Internet users are getting more sophisticated, and that could mean trouble for the portals, the biggest sites on the Internet, according to new findings.
Written by Matthew Broersma, Contributor

Nielsen//NetRatings Inc., which measures Internet audiences and traffic, says that the growth of portals such as Yahoo!, Excite@Home and Go Network has levelled off recently, even as the Internet population as a whole continues to grow. Traffic from U.S. homes to portal sites rose by 5 percent from March to May, the company said in published reports.

Industry analysts speculate it could be because as mainstream users grow more sophisticated about Web browsing, they don't have as much need for a site that gathers everything they need into one place. "Once users become savvy with the Web, they no longer need the convenience and helping hand that a portal can offer them," said analyst Bridget Leach with Giga Information Group. "They'll go straight to their destination site."

As previously reported on ZDNN, growth has been tailing off on the portals for several months. But in April, it coincided with slower growth in the Internet as a whole, probably due to the return of balmy weather.
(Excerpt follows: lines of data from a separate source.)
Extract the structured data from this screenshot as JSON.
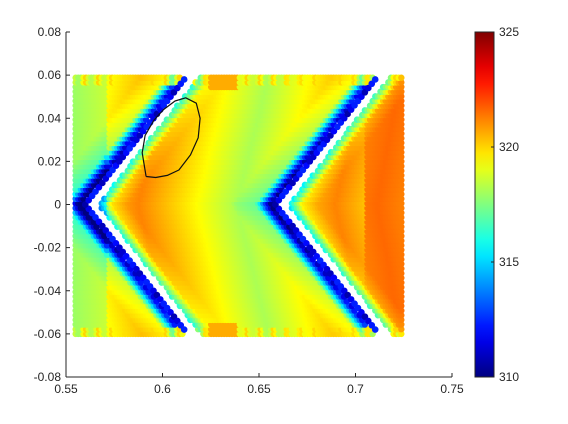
{
  "chart_data": {
    "type": "scatter",
    "title": "",
    "xlabel": "",
    "ylabel": "",
    "xlim": [
      0.55,
      0.75
    ],
    "ylim": [
      -0.08,
      0.08
    ],
    "x_ticks": [
      0.55,
      0.6,
      0.65,
      0.7,
      0.75
    ],
    "y_ticks": [
      -0.08,
      -0.06,
      -0.04,
      -0.02,
      0,
      0.02,
      0.04,
      0.06,
      0.08
    ],
    "x_tick_labels": [
      "0.55",
      "0.6",
      "0.65",
      "0.7",
      "0.75"
    ],
    "y_tick_labels": [
      "-0.08",
      "-0.06",
      "-0.04",
      "-0.02",
      "0",
      "0.02",
      "0.04",
      "0.06",
      "0.08"
    ],
    "colormap": "jet",
    "color_range": [
      310,
      325
    ],
    "colorbar_ticks": [
      310,
      315,
      320,
      325
    ],
    "colorbar_tick_labels": [
      "310",
      "315",
      "320",
      "325"
    ],
    "grid": false,
    "domain": {
      "x": [
        0.555,
        0.725
      ],
      "y": [
        -0.06,
        0.06
      ]
    },
    "chevron_slots": [
      {
        "apex": [
          0.5625,
          0.0
        ],
        "tips_x": 0.6155
      },
      {
        "apex": [
          0.661,
          0.0
        ],
        "tips_x": 0.7145
      }
    ],
    "annotation": {
      "shape": "hand-drawn loop",
      "outline": [
        [
          0.5915,
          0.013
        ],
        [
          0.5895,
          0.024
        ],
        [
          0.591,
          0.032
        ],
        [
          0.5955,
          0.039
        ],
        [
          0.6005,
          0.044
        ],
        [
          0.6065,
          0.048
        ],
        [
          0.612,
          0.0495
        ],
        [
          0.6175,
          0.047
        ],
        [
          0.6195,
          0.04
        ],
        [
          0.6185,
          0.031
        ],
        [
          0.6145,
          0.023
        ],
        [
          0.6085,
          0.016
        ],
        [
          0.6025,
          0.0135
        ],
        [
          0.5965,
          0.0125
        ],
        [
          0.5915,
          0.013
        ]
      ]
    }
  }
}
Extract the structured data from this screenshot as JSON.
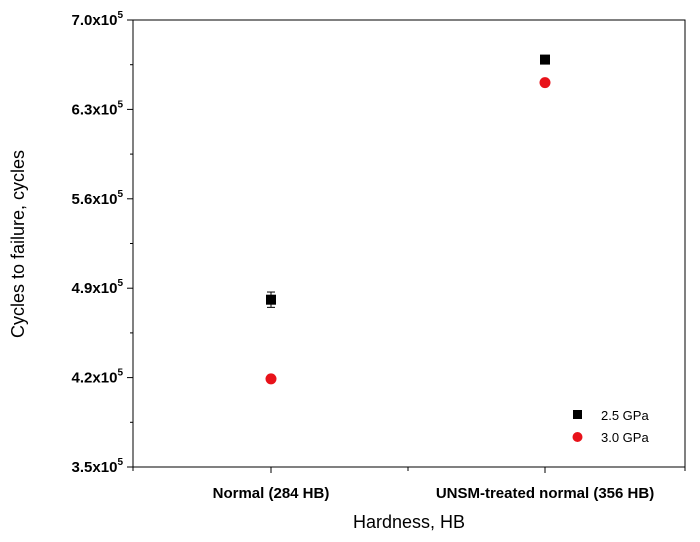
{
  "chart_data": {
    "type": "scatter",
    "xlabel": "Hardness, HB",
    "ylabel": "Cycles to failure, cycles",
    "categories": [
      "Normal (284 HB)",
      "UNSM-treated normal (356 HB)"
    ],
    "ylim": [
      350000,
      700000
    ],
    "yticks": [
      {
        "value": 350000,
        "mantissa": "3.5x10",
        "exp": "5"
      },
      {
        "value": 420000,
        "mantissa": "4.2x10",
        "exp": "5"
      },
      {
        "value": 490000,
        "mantissa": "4.9x10",
        "exp": "5"
      },
      {
        "value": 560000,
        "mantissa": "5.6x10",
        "exp": "5"
      },
      {
        "value": 630000,
        "mantissa": "6.3x10",
        "exp": "5"
      },
      {
        "value": 700000,
        "mantissa": "7.0x10",
        "exp": "5"
      }
    ],
    "series": [
      {
        "name": "2.5 GPa",
        "marker": "square",
        "color": "#000000",
        "values": [
          481000,
          669000
        ],
        "errors": [
          6000,
          0
        ]
      },
      {
        "name": "3.0 GPa",
        "marker": "circle",
        "color": "#e8121a",
        "values": [
          419000,
          651000
        ],
        "errors": [
          0,
          0
        ]
      }
    ],
    "legend_position": "bottom-right",
    "grid": false
  }
}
Now more users are flocking to the Internet again -- but they're going directly to a variety of specialty sites, with such topics as education, sex and finance, instead of stopping first at the all-in-one portals, Nielsen//NetRatings found.

The figures might not turn out to be a long-term trend. But if they do, it would be the end of one of the Web's biggest moneymakers. For the last two years or so, portals have reached stratospheric capitalisation levels on Wall Street and raked in the majority of online advertising dollars, precisely because they attracted the majority of Web traffic.

Led by Yahoo!, most of the portal sites evolved from search engines to full-featured services including news and information, discussion groups, classified ads, games, free e-mail and just about everything else.

Forrester Research predicts that portals will control only 20 percent of Web traffic by 2002, but others say the sites can maintain their lead -- if they find ways to stay relevant to increasingly sophisticated users. "Portals are used for a variety of reasons, they're not just search engines," said analyst Leach. "They'll still be used for some of the services they provide, like portfolio management. They'll remain the place to go for the majority of users."